Injection Molding vs Blow Molding – Difference Between Blow Molding and Injection Molding

2022.10.27

Injection molding and blow molding are both plastic production techniques, what are the differences between them, and what are their unique advantages?

What is Injection Molding?

Injection molding refers to the process of making semi-finished products of a certain shape by pressing, injecting, cooling, and separating molten raw materials, plastic is most commonly used. This method is to melt the plastic material and then inject it into the film cavity. Once the melted plastic enters the mold, it will be cold-formed and processed into the desired shape. The shape obtained is often the final finished product shape, and no other processing is required. In addition, the injection molding process can well control the details, such as the bulge, rib, thread, and other parts that can be molded in one step in the injection molding. An injection molding machine is the main equipment that uses injection molds to make thermoplastic or thermosetting materials into plastic products of various shapes. Injection molding machines and molds are essential for completing the process.

What is Blow Molding?

Blowing molding refers to the tubular plastic parities produced by extrusion or injection molding of thermoplastic resin, which are placed in the split mold while hot or soft, and compressed air is introduced immediately after the mold is closed, causing the plastic parities to be blown and tightly attached to the inner wall of the mold. After chilling and demolding, various hollow objects are produced.

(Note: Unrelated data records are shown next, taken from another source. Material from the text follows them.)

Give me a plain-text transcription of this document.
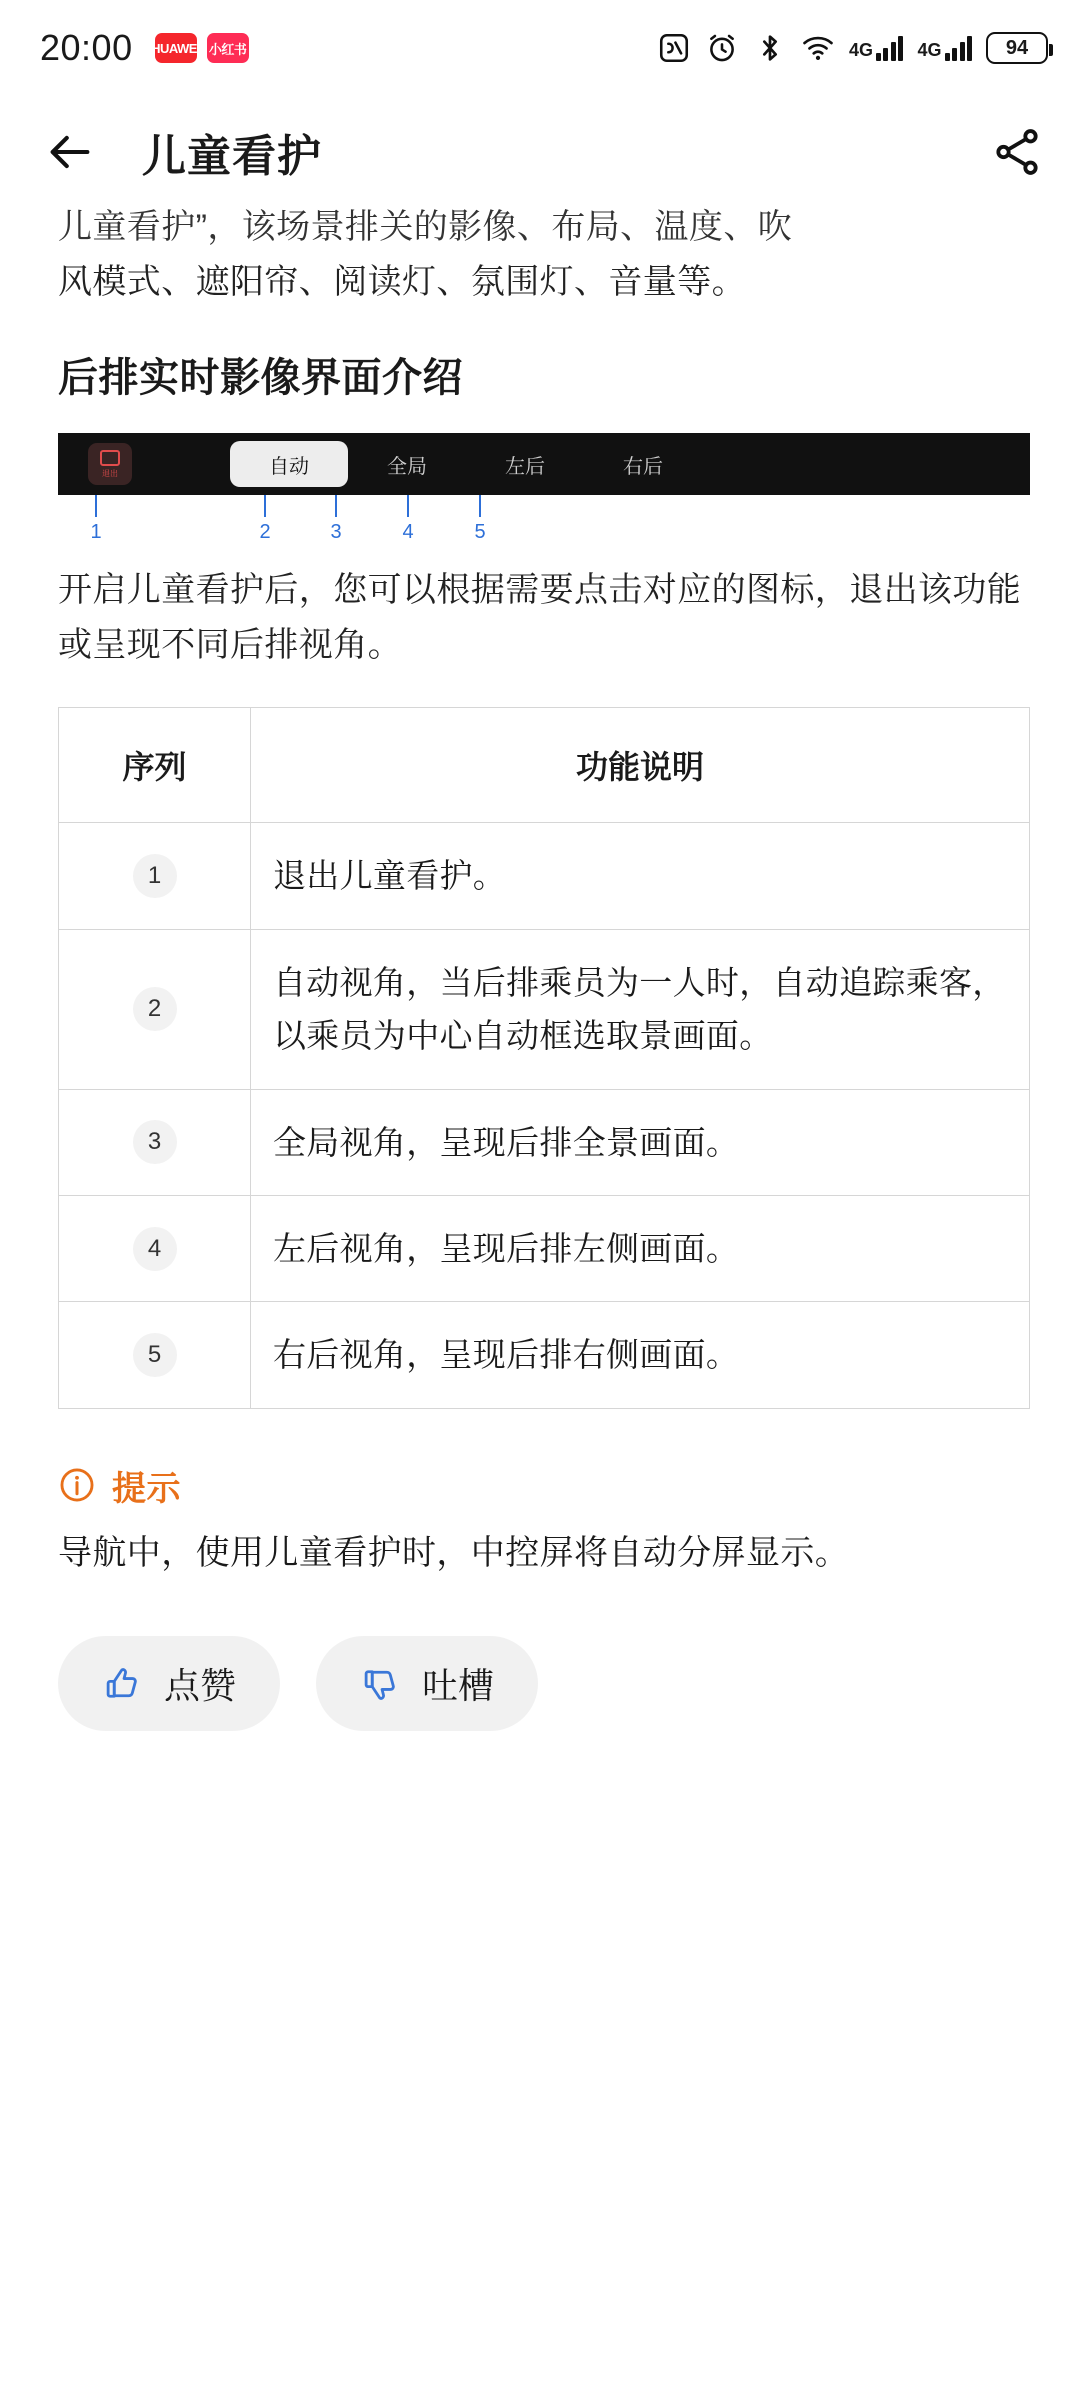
20:00 HUAWEI 小红书	4G 4G	94
儿童看护
儿童看护”，该场景排关的影像、布局、温度、吹
风模式、遮阳帘、阅读灯、氛围灯、音量等。
后排实时影像界面介绍
退出	自动	全局	左后	右后
1	2	3	4	5
开启儿童看护后，您可以根据需要点击对应的图标，退出该功能或呈现不同后排视角。
序列	功能说明
1	退出儿童看护。
2	自动视角，当后排乘员为一人时，自动追踪乘客，以乘员为中心自动框选取景画面。
3	全局视角，呈现后排全景画面。
4	左后视角，呈现后排左侧画面。
5	右后视角，呈现后排右侧画面。
提示
导航中，使用儿童看护时，中控屏将自动分屏显示。
点赞	吐槽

Difference Between Blow Molding and Injection Molding

The main difference between injection mold and blow mold is the presentation form of products. The products produced by the injection molding process are usually thick, relatively simple, and have low requirements for raw materials. The blow molding process is different. The products produced are thin and transparent, and it is easy to see any defects. Because of this, the processing requirements of the blow molding die are high, and there are certain requirements for the toughness and tensile properties of the raw materials.

1. Complexity. Blow molding can only be used for the production of simple geometries. The injection molding process can be used for the production of parts with complex designs.

2. Products. Blow molded products are hollow, and the color is mostly black because black can cover the defects of burr and uneven surfaces caused by the blow molding process, and the blow molding mouth is hollow, so the weight is light. The surface of injection-molded products is smooth, the texture is better than that of blow-molded products, and the phase flexibility and compression resistance are better than that of blow-molded products.

3. Price. The equipment price and product prices of blow molding are relatively lower than those of injection molding.

 

Injection Molding vs Blow Molding, Which One is Better?

Advantages of injection molding:

The wall thickness distribution of the injection molding parison can be precisely controlled by the injection mold, so that the wall thickness of the resulting container is more uniform, avoiding the thinning phenomenon that is easy to occur in the corners of general blow molded products. The parison made by injection can be full-blown into the blow molding mold, reducing the waste of molding materials and saving the repair time of products.

 

Disadvantages of injection molding:

Two sets of injection and blow molding molds and a hollow core mold with a valve must be used for injection molding, and the cost of the injection mold and core mold is relatively high; The injection parison temperature is high, and the high-temperature parison needs a longer cooling and shaping time after blowing in the injection mold so that the whole molding cycle of the product is prolonged and the production efficiency is reduced. The internal stress of injection molding parison is large, and it is easy to be subject to uneven cooling when changing the mold, which increases the risk of stress cracking of polyolefin plastic blow molding containers. Each product must use two sets of molds, injection mold and blow molding mold. The injection mold blank should be able to withstand high pressure, the positioning tolerance of the two sets of molds is high, the mold cost is increased, the shape and size of the production container are limited, and it is not suitable to produce containers with handles.

 

Advantages of blow molding:

The cost of blow molding machines, especially blow molding molds, is low. When molding similar products, the cost of blow molding machines is about 1/3-1/2 of that of injection molding machines, and the production cost of products is also low. In blow molding, the parison is formed by the die under low pressure and inflated under low pressure, mostly 0.2-1.0 mpa. Therefore, the residual stress of the product is small, and the resistance to tensile, impact, bending and environmental strains is high, with good performance. In injection molding, the melt must pass through the mold runner and gate under high pressure of 15-140 MPa, which will lead to uneven stress distribution. The wall thickness of blow-molded products is uniform and consistent, and no post-processing is required. The products have no seams and little waste.

 

Disadvantages of blow molding:

The blow molding die shall be designed with an exhausted groove, concave bottom, and corrosion-resistant carbon tool steel and ordinary alloy steel. Tube blank temperature and blow molding temperature. If the temperature is too high, the viscosity of molten material is low and it is easy to deform, which causes the uneven thickness of the tube blank during transfer. The products with too low temperature often have more internal stress and are prone to deformation and stress fracture in use.